References

Beginner-friendly references for web development, with live, editable examples.

The JavaScript await statement

Statement JavaScript All modern browsers Updated
Quick answer

The await keyword pauses an async function until a promise settles, then resumes with its resolved value. const data = await response.json(). It only works inside an async function (or a module's top level) and turns promise-based code into clean, sequential-looking lines.

Overview

await unwraps a promise. Put it before a promise-returning call and the async function pauses there until the promise resolves, then continues with the resolved value as if it had been there all along. That's what lets you write const user = await getUser() instead of getUser().then(user => ...) — the asynchronous result reads like a normal variable.

It comes with one firm rule: await only works inside an async function (or at the top level of an ES module). Use it in a plain function and you get a syntax error. So await and async always travel together — the async marks the function, the await does the pausing.
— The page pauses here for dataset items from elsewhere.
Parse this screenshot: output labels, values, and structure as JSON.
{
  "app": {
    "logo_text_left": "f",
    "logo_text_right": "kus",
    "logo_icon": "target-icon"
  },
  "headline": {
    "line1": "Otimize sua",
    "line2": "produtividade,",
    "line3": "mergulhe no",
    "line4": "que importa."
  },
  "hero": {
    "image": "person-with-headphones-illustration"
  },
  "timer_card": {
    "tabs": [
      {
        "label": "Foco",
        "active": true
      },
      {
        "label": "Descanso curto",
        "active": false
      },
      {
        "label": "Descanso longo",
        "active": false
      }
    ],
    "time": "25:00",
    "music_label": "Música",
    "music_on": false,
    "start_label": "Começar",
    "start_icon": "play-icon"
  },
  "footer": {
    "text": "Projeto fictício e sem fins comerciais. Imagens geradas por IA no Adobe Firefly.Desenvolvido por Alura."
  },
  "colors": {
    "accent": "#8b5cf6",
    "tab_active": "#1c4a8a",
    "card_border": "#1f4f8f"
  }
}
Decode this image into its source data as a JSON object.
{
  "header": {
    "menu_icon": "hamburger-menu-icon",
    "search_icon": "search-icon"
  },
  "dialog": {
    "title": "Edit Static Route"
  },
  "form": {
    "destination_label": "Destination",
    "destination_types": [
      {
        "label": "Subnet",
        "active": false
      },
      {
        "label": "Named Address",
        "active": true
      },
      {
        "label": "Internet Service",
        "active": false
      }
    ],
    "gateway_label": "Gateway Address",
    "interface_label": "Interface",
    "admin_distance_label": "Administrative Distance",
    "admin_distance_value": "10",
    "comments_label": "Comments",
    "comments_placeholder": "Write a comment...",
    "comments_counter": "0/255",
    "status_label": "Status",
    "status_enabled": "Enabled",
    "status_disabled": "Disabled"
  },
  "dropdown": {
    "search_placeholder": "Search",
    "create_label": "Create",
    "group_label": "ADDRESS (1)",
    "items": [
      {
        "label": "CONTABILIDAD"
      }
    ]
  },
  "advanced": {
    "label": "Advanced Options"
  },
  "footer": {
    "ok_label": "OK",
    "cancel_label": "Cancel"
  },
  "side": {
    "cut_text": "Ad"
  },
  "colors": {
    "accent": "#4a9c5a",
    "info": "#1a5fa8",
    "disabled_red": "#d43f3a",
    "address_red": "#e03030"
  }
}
If the awaited promise rejects, the await throws, which you catch with a normal try...catch. One performance note: awaiting promises one after another runs them sequentially. When the operations don't depend on each other, start them together and await with Promise.all([...]) so they run in parallel — a frequent and easy speed-up.

Syntax

async function getData() {
  const res = await fetch("/api");   // pause until it resolves
  const data = await res.json();
  return data;
}

// parallel, not sequential
const [a, b] = await Promise.all([fetchA(), fetchB()]);

Example

Live example
<pre id="out" style="font:15px ui-monospace,monospace"></pre>
<script>
  const delay = (val, ms) => new Promise(r => setTimeout(() => r(val), ms));

  async function run() {
    const out = document.getElementById('out');
    out.textContent = 'Working...';

    const a = await delay('first', 400);
    const b = await delay('second', 400);

    out.textContent = 'Got: ' + a + ', ' + b;
  }

  run();
</script>

Best practices

  • Use await only inside an async function (or a module's top level).
  • Wrap awaited calls in try...catch to handle rejected promises.
  • Run independent awaits in parallel with await Promise.all([...]), not one after another.
  • Don't await inside forEach() — use a for...of loop for sequential awaiting.

Frequently asked questions

What does await do in JavaScript?
It pauses the surrounding async function until the promise settles, then resumes with the resolved value.
Where can I use await?
Inside an async function, or at the top level of an ES module. Using it in a regular function is a syntax error.
How do I handle an error from await?
Wrap it in try...catch — a rejected promise throws at the await.
How do I await multiple promises at once?
Use await Promise.all([p1, p2]) to run them in parallel and wait for all to finish.